Era curioso. Sentí algo extraño al levantar los ojos del rojo diario, con su escritura pequeña y apretada que en ocasiones se hacía más grande al final de la página, como si hubiese querido usar todo el espacio.
Yo también temía a veces que mi madre se marchase sin ningún motivo, sólo por el deseo de apartarse de mí. Me asustaba tener que quedarme solo con un padrastro que no podría quererme como si hubiese sido su verdadero hijo.

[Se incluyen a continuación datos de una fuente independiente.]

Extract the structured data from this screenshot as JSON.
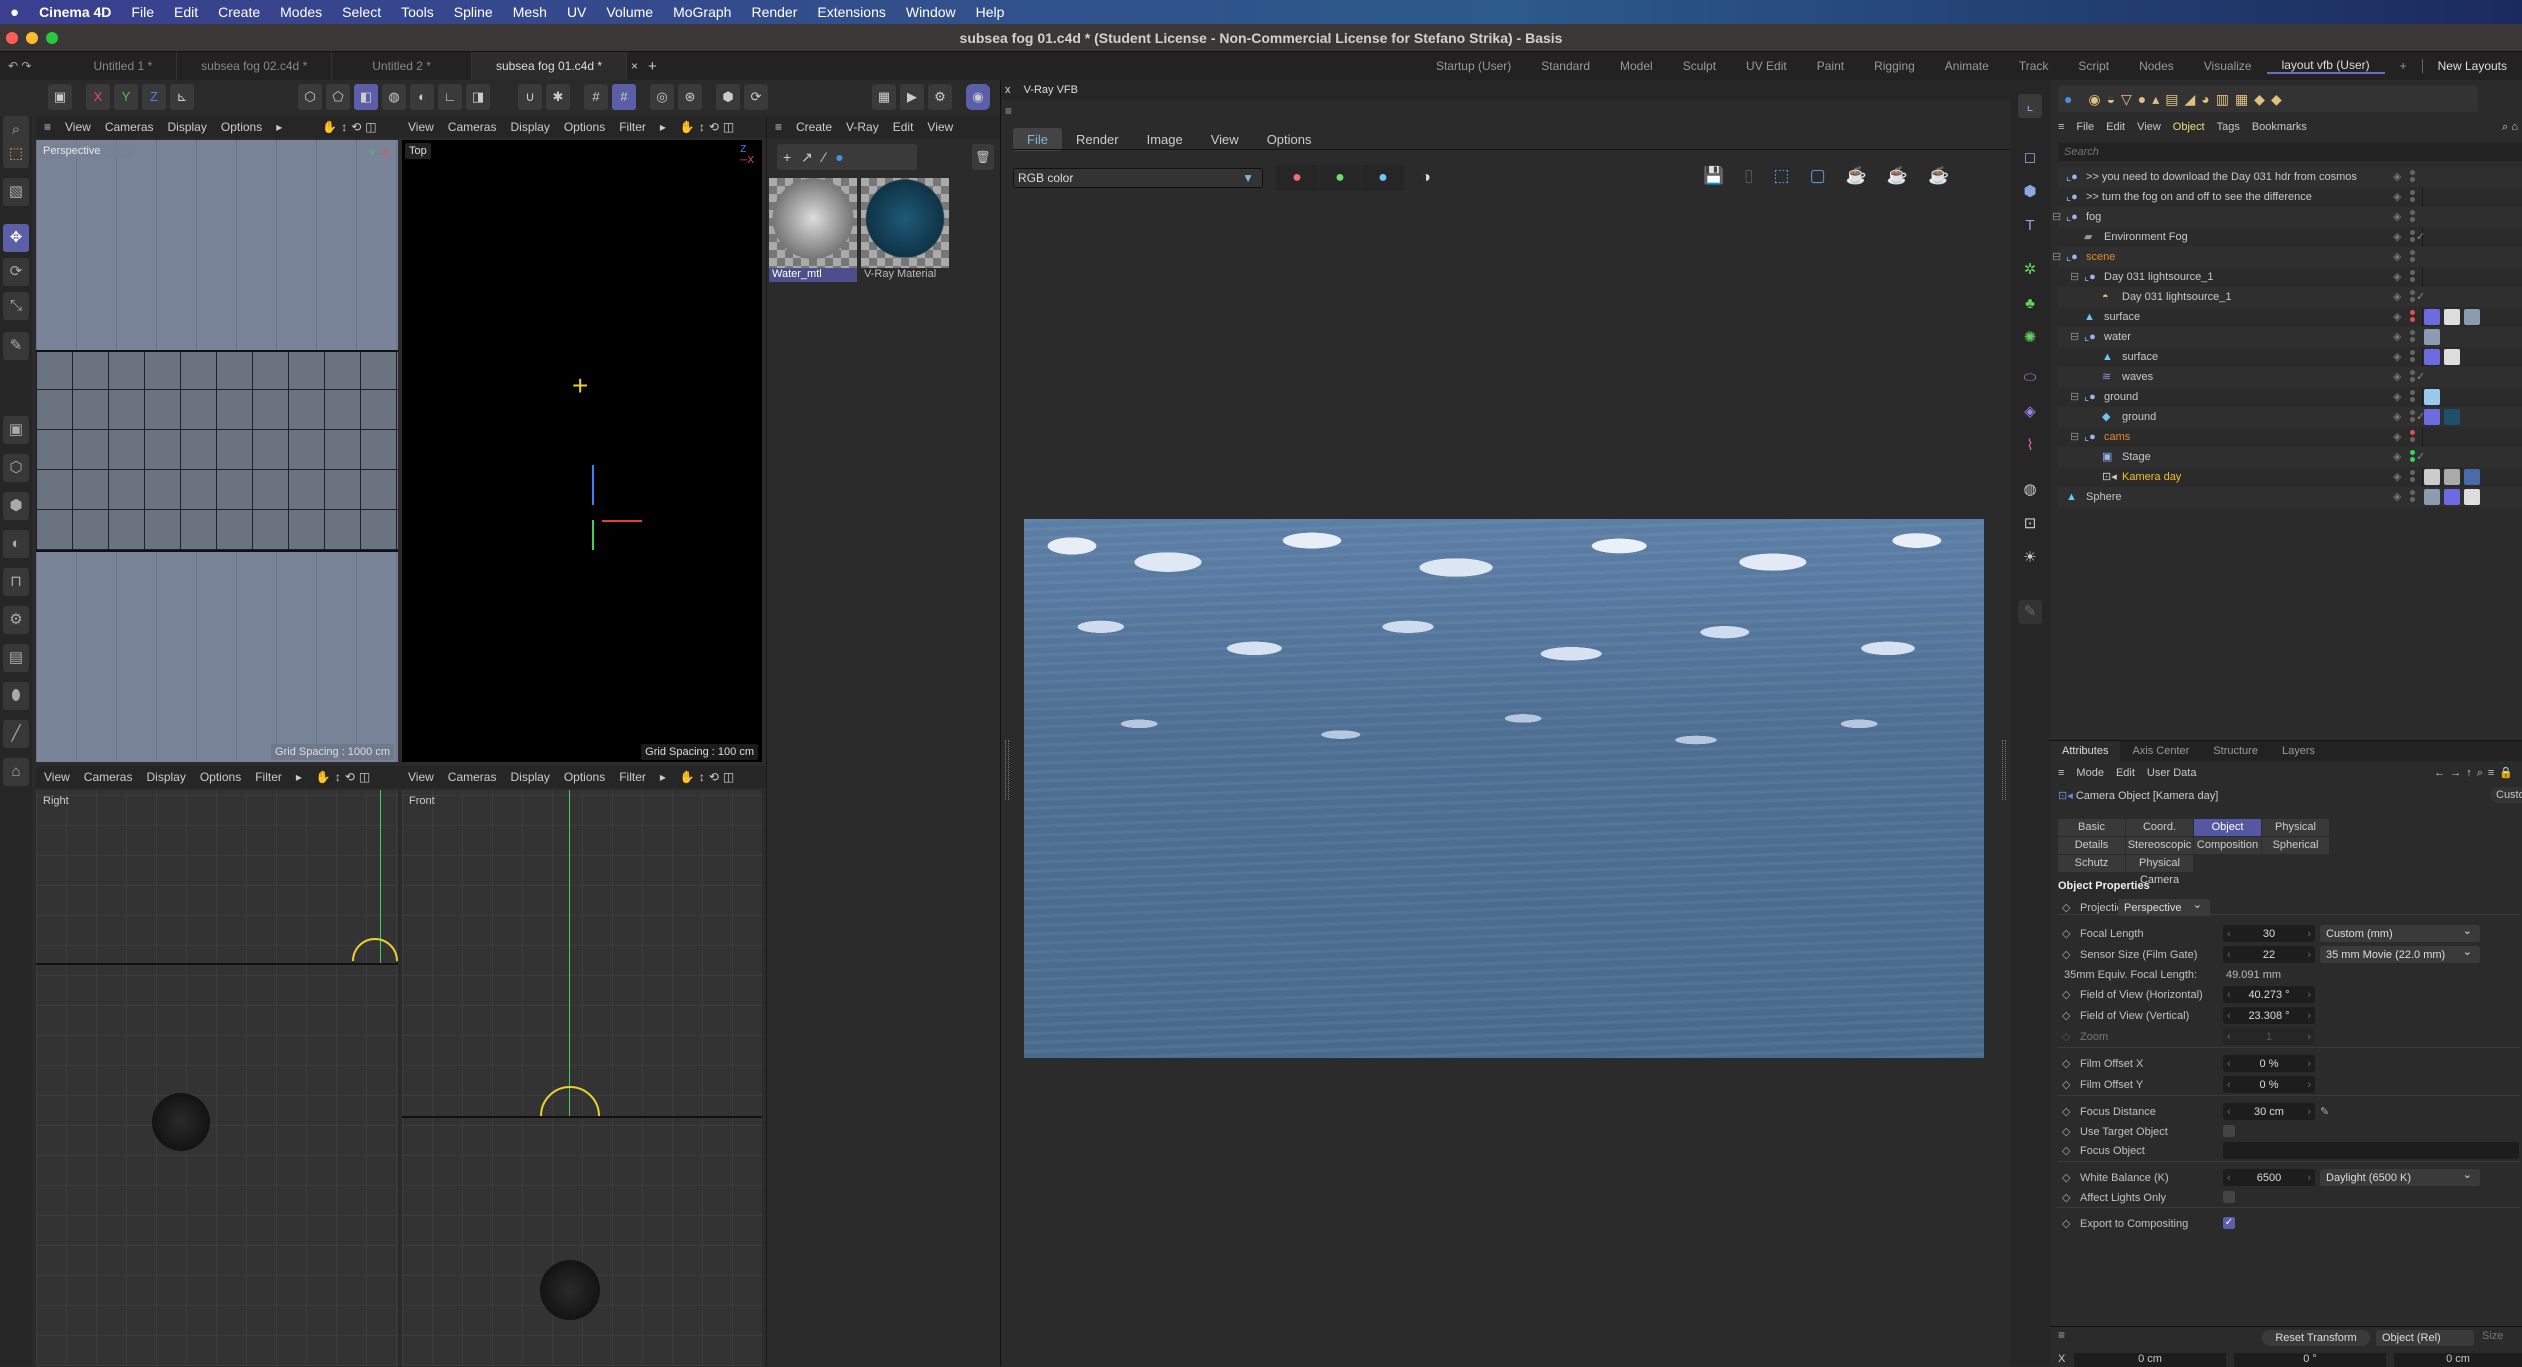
{
  "os_menu": {
    "apple_icon": "apple-logo",
    "items": [
      "Cinema 4D",
      "File",
      "Edit",
      "Create",
      "Modes",
      "Select",
      "Tools",
      "Spline",
      "Mesh",
      "UV",
      "Volume",
      "MoGraph",
      "Render",
      "Extensions",
      "Window",
      "Help"
    ]
  },
  "window": {
    "title": "subsea fog 01.c4d * (Student License - Non-Commercial License for Stefano Strika) - Basis"
  },
  "doc_tabs": [
    "Untitled 1 *",
    "subsea fog 02.c4d *",
    "Untitled 2 *",
    "subsea fog 01.c4d *"
  ],
  "active_doc": 3,
  "layouts": {
    "items": [
      "Startup (User)",
      "Standard",
      "Model",
      "Sculpt",
      "UV Edit",
      "Paint",
      "Rigging",
      "Animate",
      "Track",
      "Script",
      "Nodes",
      "Visualize",
      "layout vfb (User)"
    ],
    "active": 12,
    "add": "+",
    "new_layouts": "New Layouts"
  },
  "axis_toolbar": {
    "x": "X",
    "y": "Y",
    "z": "Z"
  },
  "viewport_menu": {
    "view": "View",
    "cameras": "Cameras",
    "display": "Display",
    "options": "Options",
    "filter": "Filter",
    "more": "▸"
  },
  "viewports": {
    "perspective": {
      "label": "Perspective",
      "grid": "Grid Spacing : 1000 cm"
    },
    "top": {
      "label": "Top",
      "grid": "Grid Spacing : 100 cm"
    },
    "right": {
      "label": "Right"
    },
    "front": {
      "label": "Front"
    }
  },
  "material_manager": {
    "menu": [
      "Create",
      "V-Ray",
      "Edit",
      "View"
    ],
    "materials": [
      {
        "name": "Water_mtl",
        "selected": true
      },
      {
        "name": "V-Ray Material",
        "selected": false
      }
    ]
  },
  "vfb": {
    "title": "V-Ray VFB",
    "close": "x",
    "menu": [
      "File",
      "Render",
      "Image",
      "View",
      "Options"
    ],
    "active_menu": 0,
    "channel": "RGB color",
    "channel_colors": [
      "#f07070",
      "#70d870",
      "#70c8f8"
    ]
  },
  "object_manager": {
    "menu": [
      "File",
      "Edit",
      "View",
      "Object",
      "Tags",
      "Bookmarks"
    ],
    "active_menu": 3,
    "search_placeholder": "Search",
    "objects": [
      {
        "name": ">> you need to download the Day 031 hdr from cosmos",
        "depth": 0,
        "icon": "null",
        "color": "#c8c8c8",
        "dots": [
          "#666",
          "#666"
        ],
        "expand": ""
      },
      {
        "name": ">> turn the fog on and off to see the difference",
        "depth": 0,
        "icon": "null",
        "color": "#c8c8c8",
        "dots": [
          "#666",
          "#666"
        ],
        "expand": ""
      },
      {
        "name": "fog",
        "depth": 0,
        "icon": "null",
        "color": "#c8c8c8",
        "dots": [
          "#666",
          "#666"
        ],
        "expand": "⊟"
      },
      {
        "name": "Environment Fog",
        "depth": 1,
        "icon": "fog",
        "color": "#c8c8c8",
        "dots": [
          "#666",
          "#666"
        ],
        "check": true,
        "expand": ""
      },
      {
        "name": "scene",
        "depth": 0,
        "icon": "null",
        "color": "#e08a2a",
        "dots": [
          "#666",
          "#666"
        ],
        "expand": "⊟"
      },
      {
        "name": "Day 031 lightsource_1",
        "depth": 1,
        "icon": "null",
        "color": "#c8c8c8",
        "dots": [
          "#666",
          "#666"
        ],
        "expand": "⊟"
      },
      {
        "name": "Day 031 lightsource_1",
        "depth": 2,
        "icon": "light",
        "color": "#c8c8c8",
        "dots": [
          "#666",
          "#666"
        ],
        "check": true,
        "expand": ""
      },
      {
        "name": "surface",
        "depth": 1,
        "icon": "poly",
        "color": "#c8c8c8",
        "dots": [
          "#e05050",
          "#e05050"
        ],
        "tags": [
          "#6c6ce0",
          "#ddd",
          "#8b9bb0"
        ],
        "expand": ""
      },
      {
        "name": "water",
        "depth": 1,
        "icon": "null",
        "color": "#c8c8c8",
        "dots": [
          "#666",
          "#666"
        ],
        "tags": [
          "#8b9bb0"
        ],
        "expand": "⊟"
      },
      {
        "name": "surface",
        "depth": 2,
        "icon": "poly",
        "color": "#c8c8c8",
        "dots": [
          "#666",
          "#666"
        ],
        "tags": [
          "#6c6ce0",
          "#ddd"
        ],
        "expand": ""
      },
      {
        "name": "waves",
        "depth": 2,
        "icon": "waves",
        "color": "#c8c8c8",
        "dots": [
          "#666",
          "#666"
        ],
        "check": true,
        "expand": ""
      },
      {
        "name": "ground",
        "depth": 1,
        "icon": "null",
        "color": "#c8c8c8",
        "dots": [
          "#666",
          "#666"
        ],
        "tags": [
          "#9ac8e8"
        ],
        "expand": "⊟"
      },
      {
        "name": "ground",
        "depth": 2,
        "icon": "plane",
        "color": "#c8c8c8",
        "dots": [
          "#666",
          "#666"
        ],
        "check": true,
        "tags": [
          "#6c6ce0",
          "#1e4f6b"
        ],
        "expand": ""
      },
      {
        "name": "cams",
        "depth": 1,
        "icon": "null",
        "color": "#e08a2a",
        "dots": [
          "#e05050",
          "#666"
        ],
        "expand": "⊟"
      },
      {
        "name": "Stage",
        "depth": 2,
        "icon": "stage",
        "color": "#c8c8c8",
        "dots": [
          "#40d060",
          "#40d060"
        ],
        "check": true,
        "expand": ""
      },
      {
        "name": "Kamera day",
        "depth": 2,
        "icon": "camera",
        "color": "#f0c020",
        "dots": [
          "#666",
          "#666"
        ],
        "tags": [
          "#ccc",
          "#aaa",
          "#4a6aa8"
        ],
        "expand": ""
      },
      {
        "name": "Sphere",
        "depth": 0,
        "icon": "poly",
        "color": "#c8c8c8",
        "dots": [
          "#666",
          "#666"
        ],
        "tags": [
          "#8b9bb0",
          "#6c6ce0",
          "#ddd"
        ],
        "expand": ""
      }
    ]
  },
  "attributes": {
    "tabs": [
      "Attributes",
      "Axis Center",
      "Structure",
      "Layers"
    ],
    "active_tab": 0,
    "menu": [
      "Mode",
      "Edit",
      "User Data"
    ],
    "object_title": "Camera Object [Kamera day]",
    "preset": "Custom",
    "prop_tabs": [
      "Basic",
      "Coord.",
      "Object",
      "Physical",
      "Details",
      "Stereoscopic",
      "Composition",
      "Spherical",
      "Schutz",
      "Physical Camera"
    ],
    "active_prop_tab": 2,
    "section": "Object Properties",
    "projection": {
      "label": "Projection",
      "value": "Perspective"
    },
    "focal_length": {
      "label": "Focal Length",
      "value": "30",
      "preset": "Custom (mm)"
    },
    "sensor_size": {
      "label": "Sensor Size (Film Gate)",
      "value": "22",
      "preset": "35 mm Movie (22.0 mm)"
    },
    "equiv_focal": {
      "label": "35mm Equiv. Focal Length:",
      "value": "49.091 mm"
    },
    "fov_h": {
      "label": "Field of View (Horizontal)",
      "value": "40.273 °"
    },
    "fov_v": {
      "label": "Field of View (Vertical)",
      "value": "23.308 °"
    },
    "zoom": {
      "label": "Zoom",
      "value": "1"
    },
    "film_offset_x": {
      "label": "Film Offset X",
      "value": "0 %"
    },
    "film_offset_y": {
      "label": "Film Offset Y",
      "value": "0 %"
    },
    "focus_distance": {
      "label": "Focus Distance",
      "value": "30 cm"
    },
    "use_target": {
      "label": "Use Target Object",
      "checked": false
    },
    "focus_object": {
      "label": "Focus Object",
      "value": ""
    },
    "white_balance": {
      "label": "White Balance (K)",
      "value": "6500",
      "preset": "Daylight (6500 K)"
    },
    "affect_lights": {
      "label": "Affect Lights Only",
      "checked": false
    },
    "export_comp": {
      "label": "Export to Compositing",
      "checked": true
    }
  },
  "coords": {
    "reset": "Reset Transform",
    "mode": "Object (Rel)",
    "size": "Size",
    "x_label": "X",
    "x_pos": "0 cm",
    "x_rot": "0 °",
    "x_size": "0 cm"
  }
}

Jory no lo pasaría mal, porque él disfrutaba con su baile, que era lo único que le importaba.
—¿Te gusta el libro? —preguntó John Amos, que se había deslizado en el establo y permanecía inmóvil en la sombra, observándome con sus ojos menudos y brillantes.
—Sí, es muy bueno —conseguí decir, a pesar de que su lectura me hiciese sentir mal, temeroso de que mamá pudiese escapar con alguien que no fuese médico.

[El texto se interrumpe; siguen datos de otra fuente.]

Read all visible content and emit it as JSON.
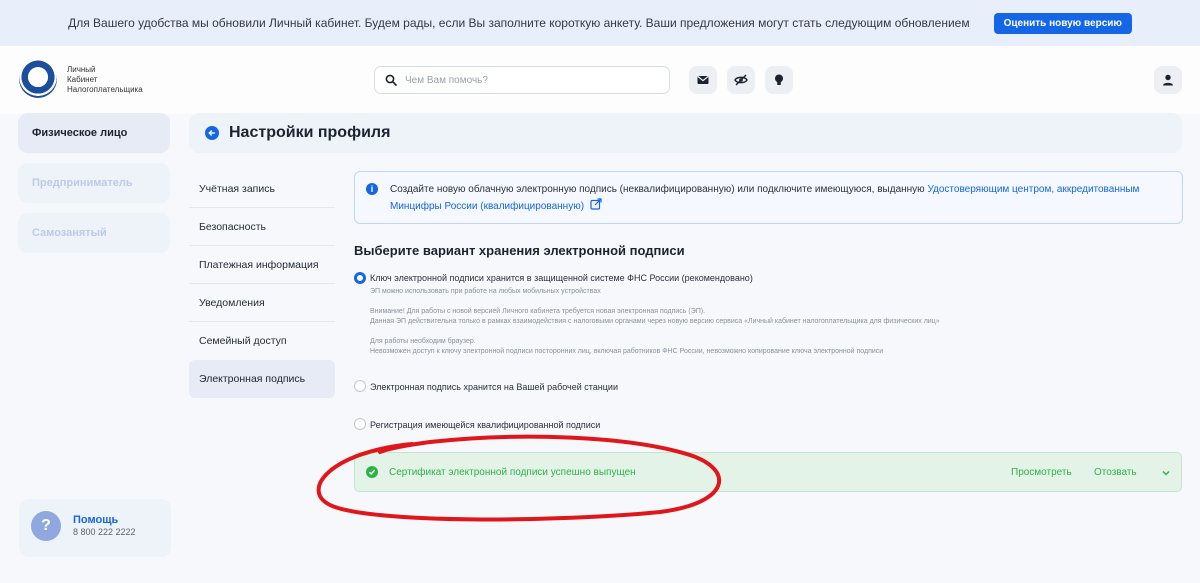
{
  "banner": {
    "text": "Для Вашего удобства мы обновили Личный кабинет. Будем рады, если Вы заполните короткую анкету. Ваши предложения могут стать следующим обновлением",
    "button": "Оценить новую версию"
  },
  "header": {
    "logo_lines": [
      "Личный",
      "Кабинет",
      "Налогоплательщика"
    ],
    "search_placeholder": "Чем Вам помочь?",
    "icons": [
      "mail-icon",
      "eye-off-icon",
      "lightbulb-icon",
      "user-icon"
    ]
  },
  "sidebar": {
    "items": [
      {
        "label": "Физическое лицо",
        "state": "active"
      },
      {
        "label": "Предприниматель",
        "state": "muted"
      },
      {
        "label": "Самозанятый",
        "state": "muted"
      }
    ],
    "help": {
      "icon": "?",
      "title": "Помощь",
      "phone": "8 800 222 2222"
    }
  },
  "page": {
    "title": "Настройки профиля"
  },
  "menu": {
    "items": [
      {
        "label": "Учётная запись"
      },
      {
        "label": "Безопасность"
      },
      {
        "label": "Платежная информация"
      },
      {
        "label": "Уведомления"
      },
      {
        "label": "Семейный доступ"
      },
      {
        "label": "Электронная подпись"
      }
    ],
    "active_index": 5
  },
  "info": {
    "icon": "i",
    "text": "Создайте новую облачную электронную подпись (неквалифицированную) или подключите имеющуюся, выданную ",
    "link": "Удостоверяющим центром, аккредитованным Минцифры России (квалифицированную)"
  },
  "storage": {
    "title": "Выберите вариант хранения электронной подписи",
    "options": [
      {
        "label": "Ключ электронной подписи хранится в защищенной системе ФНС России (рекомендовано)",
        "selected": true,
        "notes": [
          "ЭП можно использовать при работе на любых мобильных устройствах",
          "Внимание! Для работы с новой версией Личного кабинета требуется новая электронная подпись (ЭП).",
          "Данная ЭП действительна только в рамках взаимодействия с налоговыми органами через новую версию сервиса «Личный кабинет налогоплательщика для физических лиц»",
          "Для работы необходим браузер.",
          "Невозможен доступ к ключу электронной подписи посторонних лиц, включая работников ФНС России, невозможно копирование ключа электронной подписи"
        ]
      },
      {
        "label": "Электронная подпись хранится на Вашей рабочей станции",
        "selected": false
      },
      {
        "label": "Регистрация имеющейся квалифицированной подписи",
        "selected": false
      }
    ]
  },
  "certificate": {
    "message": "Сертификат электронной подписи успешно выпущен",
    "view_label": "Просмотреть",
    "revoke_label": "Отозвать"
  },
  "colors": {
    "accent": "#1466e6",
    "success": "#2fb24a",
    "annotation": "#e0161a"
  }
}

Continuamente se quejaba de la profesión de papá, pues no le permitía estar más tiempo en casa.
—Ahora sigue leyendo ese libro todos los días —me aconsejó John Amos, que quizá me tenía simpatía, pese a que su cara era ruin—, y aprenderás algo sobre las mujeres y sobre la manera de dominarlas. —Podía escucharle mejor cuando no lo veía muy bien—. Y no sólo aprenderás a dominar a las mujeres, sino también a toda la gente. Ese librito rojo que tienes en las manos te librará de los errores que cometen muchos hombres. Recuerda esto cuando te canses de leer. Recuerda que Dios impuso a los hombres el deber de dominar a las mujeres, que son, fundamentalmente, débiles y estúpidas.

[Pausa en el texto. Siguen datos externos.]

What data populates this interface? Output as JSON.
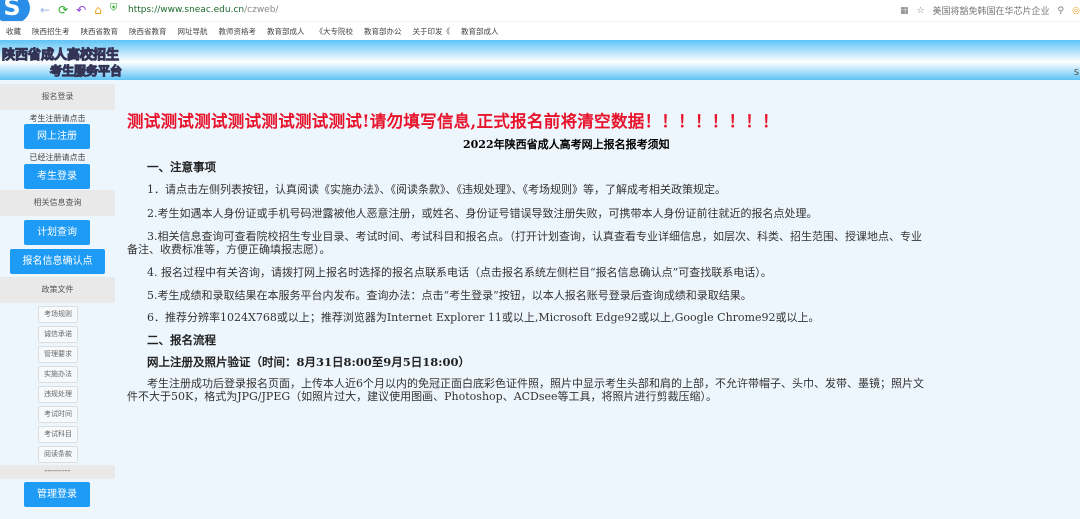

Bueno, yo no había sospechado que mamá fuese débil y estúpida. La consideraba fuerte y maravillosa, y a mi abuela, generosa y amable y… en cierto modo, mucho mejor que mi madre, que siempre parecía estar demasiado atareada para ocuparse de mí.
—Malcolm era uno de esos hombres que llamaban la atención a los demás, Bart. Un hombre a quien todos respetaban y temían. Cuando uno puede inspirar esa clase de respeto, es reverenciado… como un dios. No debes hablar a tu abuela de este libro. Es mejor que no lo hagas y que finjas quererla como antes. No dejes nunca que las mujeres sepan lo que piensas. Resérvate tus más sinceros pensamientos.
Tal vez tenía razón. Quizá, si leía ese libro hasta el final, acabaría siendo tan listo como Jory, y todo el mundo me admiraría.
Aquella noche sonreí en mi cama, apretando el diario de Malcolm contra mi corazón. Aquél sería el instrumento que me convertiría en el hombre más rico del mundo, un hombre como Malcolm Neal Foxworth, que había vivido en un lugar lejano llamado Foxworth Hall.
Ahora tenía dos amigos; mi señora abuela, vestida de negro, y John Amos, que hablaba conmigo más de lo que nunca lo había hecho papá. ¡Caramba! Era curioso que personas extrañas se metiesen en mi vida y empezasen a darme más que mis padres.